September 10, 2014

The mystery of the Elephant skull

The EcoTraining Makuleke camp in the Northern part of the Kruger Park gets very regular visits from the elephants in the area. The students have witnessed some strange behaviour over the last few days.
"On the 7th, September, the day after student arrival we had a few elephants come into camp.  One, who was nicknamed Dave by students many years ago and who is very recognisable due to his size, only 1 tusk and 1 damaged ear, came in and wandered around camp like he usually does, casually feeding. On the perimeters of camp we could see another younger elephant, and we assumed he would stay a bit further out.  Dave’s ‘mates’ are often not as relaxed as Dave and keep their distance from the camp.
However on this day, this young elephant made a beeline for the Study Deck area, where Bruce (headinstructor at Maukleke Camp) stores a very old elephant skull, which he has used over the years to demonstrate the brain cavity location and the brain size as part of Trails Guide/ARH lectures.
This skull was left to us by Jack Greeff, who was the anti-poaching/security manager for the Makuleke Concession for many years.
When the skull was first bought to camp it attracted the attention of visiting elephants.  It was being stored at the side of the rear storage shed and in the middle of the night, our instructors were woken by elephants and a lot of irregular noise.  The following day, instructors went to the storage area to see if any damage had been done by the elephants, to find that the elephant skull was missing.  They went searching and found it some distance from camp, out past the outer firebreak and to the east of camp.

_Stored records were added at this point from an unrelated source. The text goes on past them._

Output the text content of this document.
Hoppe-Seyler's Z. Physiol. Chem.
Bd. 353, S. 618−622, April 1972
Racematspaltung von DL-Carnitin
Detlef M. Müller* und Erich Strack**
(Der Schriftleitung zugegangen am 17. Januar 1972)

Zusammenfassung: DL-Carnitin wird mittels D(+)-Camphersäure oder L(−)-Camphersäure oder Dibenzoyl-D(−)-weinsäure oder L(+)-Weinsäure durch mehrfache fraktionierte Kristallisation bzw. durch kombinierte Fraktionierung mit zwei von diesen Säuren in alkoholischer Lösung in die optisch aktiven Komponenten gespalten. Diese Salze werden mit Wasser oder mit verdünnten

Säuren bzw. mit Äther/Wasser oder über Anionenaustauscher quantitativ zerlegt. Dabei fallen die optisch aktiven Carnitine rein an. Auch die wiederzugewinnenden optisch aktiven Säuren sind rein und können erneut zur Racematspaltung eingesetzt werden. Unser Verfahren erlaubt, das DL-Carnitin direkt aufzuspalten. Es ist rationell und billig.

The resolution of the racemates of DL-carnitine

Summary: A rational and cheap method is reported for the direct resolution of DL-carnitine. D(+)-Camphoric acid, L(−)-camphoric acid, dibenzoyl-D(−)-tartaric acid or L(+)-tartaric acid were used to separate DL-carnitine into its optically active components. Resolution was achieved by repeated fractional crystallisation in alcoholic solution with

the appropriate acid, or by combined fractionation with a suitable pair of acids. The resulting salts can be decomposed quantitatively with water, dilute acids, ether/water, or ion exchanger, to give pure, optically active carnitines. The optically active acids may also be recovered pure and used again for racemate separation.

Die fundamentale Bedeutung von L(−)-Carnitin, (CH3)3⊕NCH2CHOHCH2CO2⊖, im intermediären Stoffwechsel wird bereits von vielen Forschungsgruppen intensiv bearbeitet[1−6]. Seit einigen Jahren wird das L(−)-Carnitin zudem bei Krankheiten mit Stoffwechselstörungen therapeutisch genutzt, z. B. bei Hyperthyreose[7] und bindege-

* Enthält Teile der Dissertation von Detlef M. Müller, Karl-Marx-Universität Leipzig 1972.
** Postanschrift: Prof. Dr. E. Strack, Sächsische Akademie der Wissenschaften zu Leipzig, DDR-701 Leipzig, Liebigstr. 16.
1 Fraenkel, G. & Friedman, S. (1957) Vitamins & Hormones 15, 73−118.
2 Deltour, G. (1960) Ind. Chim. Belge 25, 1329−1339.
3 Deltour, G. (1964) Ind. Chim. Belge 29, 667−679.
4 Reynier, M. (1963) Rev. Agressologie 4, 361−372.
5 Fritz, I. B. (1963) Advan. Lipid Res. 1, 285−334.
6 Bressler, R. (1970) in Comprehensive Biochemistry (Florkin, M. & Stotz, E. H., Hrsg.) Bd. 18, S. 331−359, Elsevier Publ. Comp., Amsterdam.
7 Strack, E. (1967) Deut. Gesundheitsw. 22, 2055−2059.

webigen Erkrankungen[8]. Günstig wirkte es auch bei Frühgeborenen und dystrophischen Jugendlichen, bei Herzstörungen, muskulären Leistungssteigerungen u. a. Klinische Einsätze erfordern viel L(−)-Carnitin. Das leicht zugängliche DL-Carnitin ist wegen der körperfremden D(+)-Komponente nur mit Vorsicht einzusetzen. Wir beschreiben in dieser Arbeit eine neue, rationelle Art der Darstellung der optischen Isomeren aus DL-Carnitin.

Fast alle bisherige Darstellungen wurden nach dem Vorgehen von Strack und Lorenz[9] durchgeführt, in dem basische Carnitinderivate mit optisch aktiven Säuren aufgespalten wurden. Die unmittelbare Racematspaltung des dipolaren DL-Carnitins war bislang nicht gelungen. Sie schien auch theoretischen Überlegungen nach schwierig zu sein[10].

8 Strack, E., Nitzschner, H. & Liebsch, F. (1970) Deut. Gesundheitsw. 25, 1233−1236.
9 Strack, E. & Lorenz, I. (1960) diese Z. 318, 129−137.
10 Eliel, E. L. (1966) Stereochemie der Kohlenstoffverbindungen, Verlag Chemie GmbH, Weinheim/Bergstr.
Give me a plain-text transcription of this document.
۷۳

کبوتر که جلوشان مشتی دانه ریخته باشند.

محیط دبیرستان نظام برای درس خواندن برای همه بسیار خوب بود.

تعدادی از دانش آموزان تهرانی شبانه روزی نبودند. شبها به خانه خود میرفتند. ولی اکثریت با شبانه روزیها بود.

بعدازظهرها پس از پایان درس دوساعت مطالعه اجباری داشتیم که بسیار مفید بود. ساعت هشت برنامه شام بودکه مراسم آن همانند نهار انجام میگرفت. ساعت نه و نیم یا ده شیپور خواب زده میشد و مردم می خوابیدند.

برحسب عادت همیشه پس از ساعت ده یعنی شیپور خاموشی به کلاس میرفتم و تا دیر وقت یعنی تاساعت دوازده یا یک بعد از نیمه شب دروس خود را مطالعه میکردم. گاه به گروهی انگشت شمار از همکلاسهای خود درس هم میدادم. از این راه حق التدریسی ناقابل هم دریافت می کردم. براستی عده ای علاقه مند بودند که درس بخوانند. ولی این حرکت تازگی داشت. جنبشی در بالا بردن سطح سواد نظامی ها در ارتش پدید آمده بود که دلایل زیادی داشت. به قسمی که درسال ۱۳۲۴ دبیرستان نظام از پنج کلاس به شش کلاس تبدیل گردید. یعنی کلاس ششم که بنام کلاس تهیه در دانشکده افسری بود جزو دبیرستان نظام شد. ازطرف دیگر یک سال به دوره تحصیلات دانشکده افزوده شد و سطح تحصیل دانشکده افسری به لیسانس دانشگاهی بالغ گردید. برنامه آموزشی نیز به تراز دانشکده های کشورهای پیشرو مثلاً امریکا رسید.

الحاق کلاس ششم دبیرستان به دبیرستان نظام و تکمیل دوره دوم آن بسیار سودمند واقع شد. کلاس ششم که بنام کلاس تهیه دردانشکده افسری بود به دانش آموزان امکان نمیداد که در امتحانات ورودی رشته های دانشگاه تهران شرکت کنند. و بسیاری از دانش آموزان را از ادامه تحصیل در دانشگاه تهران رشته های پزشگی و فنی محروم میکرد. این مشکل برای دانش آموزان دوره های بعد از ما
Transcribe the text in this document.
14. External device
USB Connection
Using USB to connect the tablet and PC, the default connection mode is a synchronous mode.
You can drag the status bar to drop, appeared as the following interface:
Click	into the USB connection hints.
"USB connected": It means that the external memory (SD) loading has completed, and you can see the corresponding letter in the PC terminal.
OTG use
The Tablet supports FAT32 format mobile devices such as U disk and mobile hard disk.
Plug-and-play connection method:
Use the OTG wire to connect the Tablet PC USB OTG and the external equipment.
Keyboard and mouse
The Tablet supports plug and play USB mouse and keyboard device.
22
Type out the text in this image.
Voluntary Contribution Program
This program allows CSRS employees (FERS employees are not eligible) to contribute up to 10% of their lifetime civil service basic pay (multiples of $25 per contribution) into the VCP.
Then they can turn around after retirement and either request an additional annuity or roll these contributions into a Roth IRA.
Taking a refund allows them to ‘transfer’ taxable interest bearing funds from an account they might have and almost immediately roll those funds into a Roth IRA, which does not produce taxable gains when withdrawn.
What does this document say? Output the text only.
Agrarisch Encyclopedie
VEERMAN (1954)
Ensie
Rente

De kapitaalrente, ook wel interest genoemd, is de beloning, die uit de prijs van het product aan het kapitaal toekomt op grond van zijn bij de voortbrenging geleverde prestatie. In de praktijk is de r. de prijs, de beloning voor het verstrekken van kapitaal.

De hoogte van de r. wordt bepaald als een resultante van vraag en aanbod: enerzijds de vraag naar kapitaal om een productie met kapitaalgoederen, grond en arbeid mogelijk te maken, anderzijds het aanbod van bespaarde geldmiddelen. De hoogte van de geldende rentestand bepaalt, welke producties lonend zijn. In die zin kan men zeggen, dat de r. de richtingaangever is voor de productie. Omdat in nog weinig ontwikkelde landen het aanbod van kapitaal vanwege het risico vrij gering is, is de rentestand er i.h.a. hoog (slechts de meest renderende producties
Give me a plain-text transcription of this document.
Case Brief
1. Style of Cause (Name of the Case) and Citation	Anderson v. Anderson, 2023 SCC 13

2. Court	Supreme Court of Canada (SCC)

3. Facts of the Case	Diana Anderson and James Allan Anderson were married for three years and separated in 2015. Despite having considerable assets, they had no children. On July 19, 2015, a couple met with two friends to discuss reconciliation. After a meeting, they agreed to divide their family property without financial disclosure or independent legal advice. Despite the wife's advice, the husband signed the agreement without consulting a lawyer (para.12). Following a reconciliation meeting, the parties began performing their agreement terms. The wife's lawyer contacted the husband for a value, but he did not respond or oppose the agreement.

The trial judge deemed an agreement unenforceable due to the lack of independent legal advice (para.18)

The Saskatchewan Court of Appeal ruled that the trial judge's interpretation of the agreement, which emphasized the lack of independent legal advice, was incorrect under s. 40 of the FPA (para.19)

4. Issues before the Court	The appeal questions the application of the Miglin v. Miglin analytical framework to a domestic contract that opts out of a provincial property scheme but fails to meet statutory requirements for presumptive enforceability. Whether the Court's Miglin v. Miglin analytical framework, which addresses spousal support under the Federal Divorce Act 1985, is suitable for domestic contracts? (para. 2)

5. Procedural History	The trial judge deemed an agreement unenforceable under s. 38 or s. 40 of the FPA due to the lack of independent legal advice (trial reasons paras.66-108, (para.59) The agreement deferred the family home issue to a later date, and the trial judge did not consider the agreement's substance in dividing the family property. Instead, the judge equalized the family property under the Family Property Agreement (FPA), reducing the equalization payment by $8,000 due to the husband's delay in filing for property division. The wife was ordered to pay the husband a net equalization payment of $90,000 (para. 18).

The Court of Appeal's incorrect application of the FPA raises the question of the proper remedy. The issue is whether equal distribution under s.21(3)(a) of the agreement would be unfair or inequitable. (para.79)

The elephants must have dragged it, pushed it, rolled it, somehow, moving it over this distance.  At this stage, the skull was still intact, as Bruce had not yet cut it in half, to highlight the brain cavity. The skull was retrieved and returned to camp.
On this day, the younger elephant walked over to the study deck, came up close to the railing, looked around and then moved direct to the skull.  He pulled it away from the deck with his trunk, stood some time, smelling it, turning it over, touching it and then finally proceeded to stand on it with one foot and gently crush it.
Once some of it was crushed, he picked up small pieces of skull that were now crumbly and powdery and started to toss it over himself with his trunk.  He then crushed it some more and repeated the process several times.
It was amazing to see and Bruce and I just stood on the deck, mesmerized, watching him.  It was only when other people on the deck moved, that he looked up, left the remains of the skull and moved away.  He stood hesitantly for a while, seemingly undecided, and then moved away.
A humbling sight to experience for everyone."